Here are some missing from AM radio of the early 80s: Bananarama (Cruel Summer), Juice Newton (Angel of the Morning), Irene Cara (What a Feelin), Nena (99...), Sheena Easton (Morning Train), Kim Carnes (Bette Davis Eyes). I also have fond feelings for the female vocalists in Thompson Twins and Human League. I'm less nostalgic about the Pointer Sisters, but they probably deserve a place too.

Didn't you miss Yoko Ono? And how could you reserve comment on ohnotheydidnt's boldface favorites?

the sad billionaire said...

MZN, so right you are about the missing MOR AM radio 80s singers... as if Laura Branigan and Bonnie Tyler were enough to fill that gulf!

Yoko was missed, but I would put her in the category of "avant-garde enough to see why they might be excluded from a list of chart toppers and rock critics darlings" with Patty Waters and Linda Sharrock and Lydia Lunch and Kim Gordon and Polly Styrene and Kathleen Hanna. Scratch that-- at very least, "Kool Thing" and "Rebel Girl" should be on any list worth its salt...

Also, Oh No They Didn't's boldface faves were truly bananas. They have bad taste in music.

femme feral said...

susanah hoff (bangles -- eternal flame) and macy gray shoulda been on the list.
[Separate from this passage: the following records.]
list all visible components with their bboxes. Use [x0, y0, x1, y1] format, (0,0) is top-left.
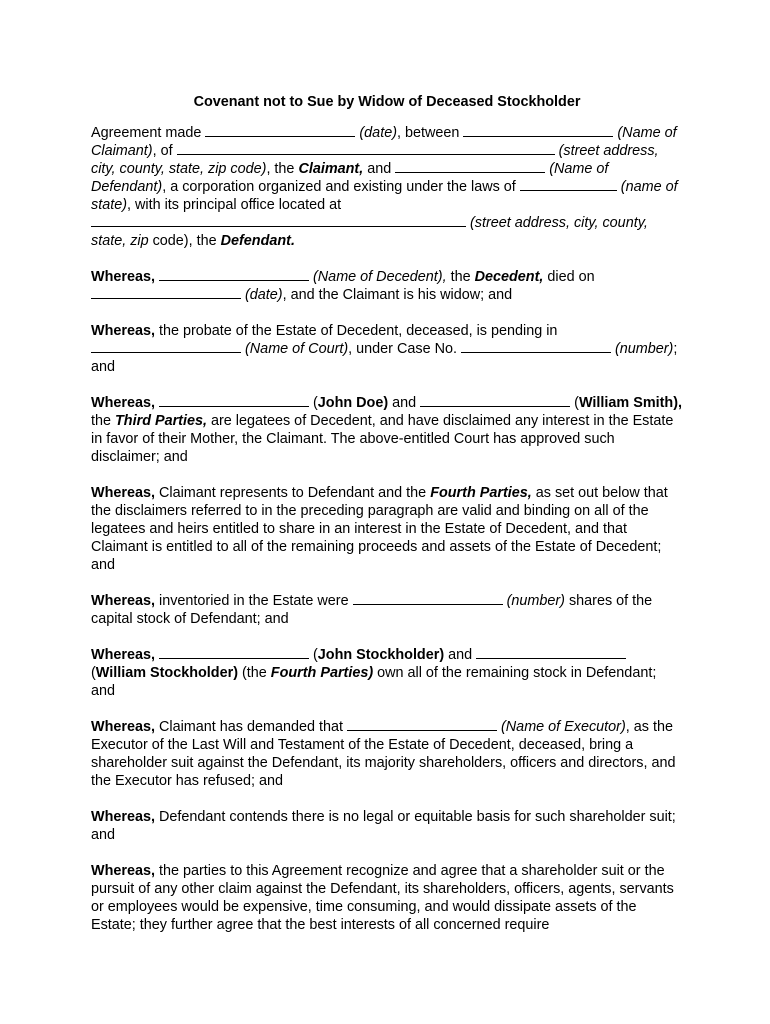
paragraph-whereas-demand [91, 718, 683, 790]
paragraph-agreement [91, 124, 683, 250]
term-claimant: Claimant, [298, 161, 364, 177]
blank-line[interactable] [91, 340, 241, 353]
blank-line[interactable] [159, 394, 309, 407]
whereas-label: Whereas, [91, 809, 155, 825]
text: ( [309, 395, 318, 411]
blank-line[interactable] [463, 124, 613, 137]
text: , the [266, 161, 299, 177]
field-hint: (street address, city, county, state, zip [91, 215, 648, 249]
term-third-parties: Third Parties, [115, 413, 207, 429]
text: Claimant represents to Defendant and the [155, 485, 431, 501]
field-hint: (name of state) [91, 179, 678, 213]
text: ; and [91, 341, 678, 375]
text: , and the Claimant is his widow; and [282, 287, 513, 303]
text: are legatees of Decedent, and have disclaimed any interest in the Estate in favor of their Mother, the Claimant. The above-entitled Court has approved such disclaimer; and [91, 413, 674, 465]
document-page [91, 93, 683, 952]
blank-line[interactable] [461, 340, 611, 353]
text: inventoried in the Estate were [155, 593, 353, 609]
whereas-label: Whereas, [91, 593, 155, 609]
field-hint: (Name of Defendant) [91, 161, 609, 195]
text: as set out below that the disclaimers referred to in the preceding paragraph are valid and binding on all of the legatees and heirs entitled to share in an interest in the Estate of Decedent, and that Claimant is entitled to all of the remaining proceeds and assets of the Estate of Decedent; and [91, 485, 668, 573]
text: ( [309, 647, 318, 663]
text: , a corporation organized and existing under the laws of [162, 179, 520, 195]
text: , with its principal office located at [127, 197, 342, 213]
whereas-label: Whereas, [91, 647, 155, 663]
paragraph-whereas-contends [91, 808, 683, 844]
blank-line[interactable] [177, 142, 555, 155]
whereas-label: Whereas, [91, 485, 155, 501]
name-john-stockholder: John Stockholder) [317, 647, 445, 663]
field-hint: (date) [245, 287, 283, 303]
text: code), the [148, 233, 221, 249]
field-hint: (number) [506, 593, 565, 609]
text: , between [396, 125, 464, 141]
term-fourth-parties: Fourth Parties) [270, 665, 374, 681]
whereas-label: Whereas, [91, 719, 155, 735]
text: the parties to this Agreement recognize and agree that a shareholder suit or the pursuit of any other claim against the Defendant, its shareholders, officers, agents, servants or employees would be expensive, time consuming, and would dissipate assets of the Estate; they further agree that the best interests of all concerned require [91, 863, 674, 933]
field-hint: (number) [614, 341, 674, 357]
whereas-label: Whereas, [91, 863, 155, 879]
text: and [363, 161, 396, 177]
term-fourth-parties: Fourth Parties, [430, 485, 532, 501]
blank-line[interactable] [347, 718, 497, 731]
text: , under Case No. [348, 341, 461, 357]
text: (the [238, 665, 271, 681]
name-john-doe: John Doe) [317, 395, 389, 411]
text: , as the Executor of the Last Will and Testament of the Estate of Decedent, deceased, bring a shareholder suit against the Defendant, its majority shareholders, officers and directors, and the Executor has refused; and [91, 719, 676, 789]
blank-line[interactable] [476, 646, 626, 659]
text: died on [543, 269, 595, 285]
paragraph-whereas-inventory [91, 592, 683, 628]
text: , of [152, 143, 177, 159]
text: shares of the capital stock of Defendant; and [91, 593, 653, 627]
text: and [388, 395, 421, 411]
blank-line[interactable] [159, 268, 309, 281]
paragraph-whereas-recognize [91, 862, 683, 934]
name-william-stockholder: William Stockholder) [95, 665, 238, 681]
blank-line[interactable] [420, 394, 570, 407]
field-hint: (Name of Claimant) [91, 125, 677, 159]
text: Defendant contends there is no legal or equitable basis for such shareholder suit; and [91, 809, 676, 843]
document-title: Covenant not to Sue by Widow of Deceased Stockholder [193, 94, 581, 110]
whereas-label: Whereas, [91, 395, 155, 411]
blank-line[interactable] [91, 214, 466, 227]
text: and [444, 647, 477, 663]
field-hint: (Name of Court) [245, 341, 349, 357]
field-hint: (street address, city, county, state, zip code) [91, 143, 659, 177]
text: ( [570, 395, 579, 411]
field-hint: (date) [359, 125, 397, 141]
name-william-smith: William Smith), [578, 395, 682, 411]
text: own all of the remaining stock in Defendant; and [91, 665, 657, 699]
blank-line[interactable] [520, 178, 617, 191]
text: the probate of the Estate of Decedent, deceased, is pending in [155, 323, 558, 339]
blank-line[interactable] [353, 592, 503, 605]
field-hint: (Name of Executor) [501, 719, 626, 735]
paragraph-whereas-third-parties [91, 394, 683, 466]
field-hint: (Name of Decedent), [313, 269, 447, 285]
blank-line[interactable] [205, 124, 355, 137]
term-defendant: Defendant. [220, 233, 295, 249]
text: the [446, 269, 475, 285]
whereas-label: Whereas, [91, 269, 155, 285]
text: Agreement made [91, 125, 206, 141]
paragraph-whereas-decedent [91, 268, 683, 304]
blank-line[interactable] [395, 160, 545, 173]
whereas-label: Whereas, [91, 323, 155, 339]
blank-line[interactable] [91, 286, 241, 299]
paragraph-whereas-fourth-parties [91, 484, 683, 574]
text: ( [91, 665, 96, 681]
text: the [91, 413, 116, 429]
blank-line[interactable] [159, 646, 309, 659]
text: Claimant has demanded that [155, 719, 347, 735]
paragraph-whereas-probate [91, 322, 683, 376]
term-decedent: Decedent, [474, 269, 544, 285]
paragraph-whereas-stockholders [91, 646, 683, 700]
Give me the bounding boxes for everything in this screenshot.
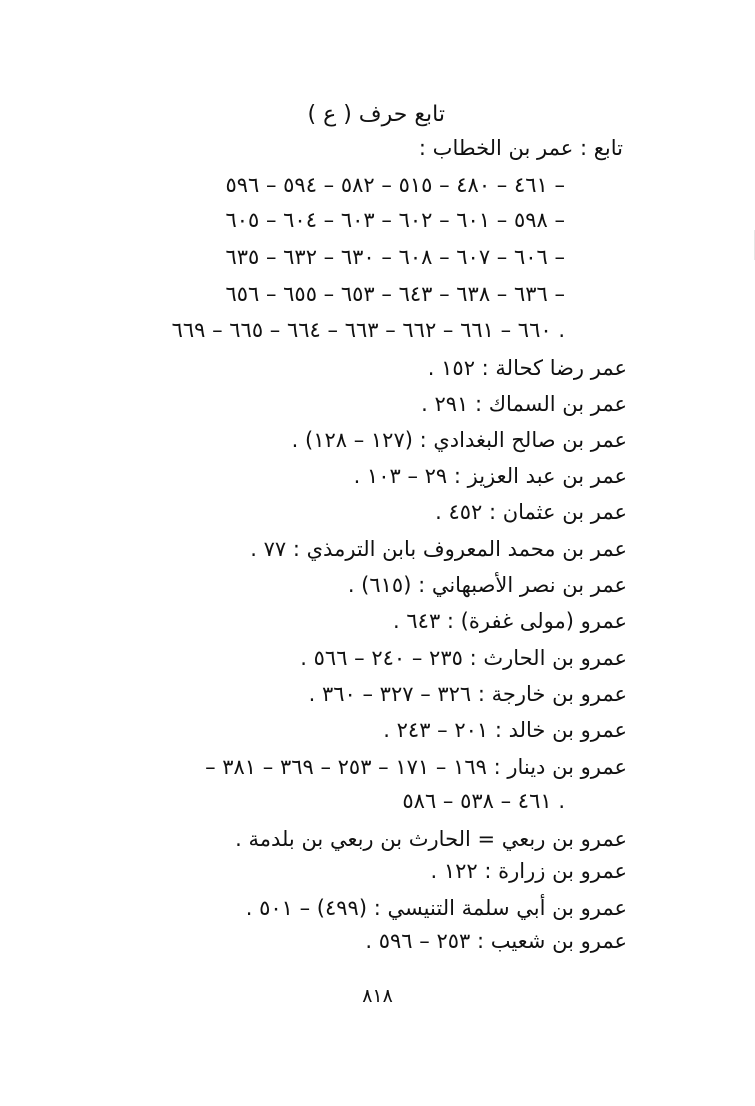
- section-heading: تابع حرف ( ع ): [307, 102, 445, 127]
- reference-row: ٦٦٠ – ٦٦١ – ٦٦٢ – ٦٦٣ – ٦٦٤ – ٦٦٥ – ٦٦٩ .: [171, 318, 565, 342]
- index-entry: عمرو بن ربعي = الحارث بن ربعي بن بلدمة .: [235, 827, 627, 851]
- index-entry: عمرو بن الحارث : ٢٣٥ – ٢٤٠ – ٥٦٦ .: [300, 646, 627, 670]
- index-entry: عمر بن السماك : ٢٩١ .: [421, 392, 627, 416]
- index-entry: عمر بن محمد المعروف بابن الترمذي : ٧٧ .: [250, 537, 627, 561]
- index-entry-continuation: ٤٦١ – ٥٣٨ – ٥٨٦ .: [402, 789, 565, 813]
- reference-row: ٦٠٦ – ٦٠٧ – ٦٠٨ – ٦٣٠ – ٦٣٢ – ٦٣٥ –: [225, 245, 565, 269]
- index-entry: عمرو بن دينار : ١٦٩ – ١٧١ – ٢٥٣ – ٣٦٩ – ٣٨١ –: [205, 755, 627, 779]
- index-entry: عمرو بن خارجة : ٣٢٦ – ٣٢٧ – ٣٦٠ .: [308, 682, 627, 706]
- index-entry: عمرو بن شعيب : ٢٥٣ – ٥٩٦ .: [365, 929, 627, 953]
- page-number: ٨١٨: [362, 985, 393, 1007]
- index-entry: عمرو بن أبي سلمة التنيسي : (٤٩٩) – ٥٠١ .: [245, 896, 627, 920]
- entry-subheading: تابع : عمر بن الخطاب :: [418, 136, 623, 160]
- reference-row: ٥٩٨ – ٦٠١ – ٦٠٢ – ٦٠٣ – ٦٠٤ – ٦٠٥ –: [225, 208, 565, 232]
- reference-row: ٤٦١ – ٤٨٠ – ٥١٥ – ٥٨٢ – ٥٩٤ – ٥٩٦ –: [225, 173, 565, 197]
- index-entry: عمر بن نصر الأصبهاني : (٦١٥) .: [347, 573, 627, 597]
- index-entry: عمر بن عبد العزيز : ٢٩ – ١٠٣ .: [353, 464, 627, 488]
- index-entry: عمر بن عثمان : ٤٥٢ .: [435, 500, 627, 524]
- index-entry: عمر رضا كحالة : ١٥٢ .: [427, 356, 627, 380]
- index-entry: عمرو بن خالد : ٢٠١ – ٢٤٣ .: [383, 718, 627, 742]
- index-entry: عمر بن صالح البغدادي : (١٢٧ – ١٢٨) .: [291, 428, 627, 452]
- index-entry: عمرو بن زرارة : ١٢٢ .: [430, 859, 627, 883]
- reference-row: ٦٣٦ – ٦٣٨ – ٦٤٣ – ٦٥٣ – ٦٥٥ – ٦٥٦ –: [225, 282, 565, 306]
- index-entry: عمرو (مولى غفرة) : ٦٤٣ .: [393, 609, 627, 633]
And of course Dominique from Making the Band. And Marianna Faithful. And Lulu! Hello!

Elyce Rae Helford said...

I haven't viewed the list (energy for slogging through it fails me at the moment), but to my mind, the best female vocalists of today must include:

Fleming (of Fleming and John)
Tracy Bonham
Toshi Reagon

I've also been grooving on the amazingly diverse new CD from Anoushka Shankar as well as some songs from the live album from Antigone Rising, and I still get misty listening to Norah Jones (half sister of Shankar, I recently learned).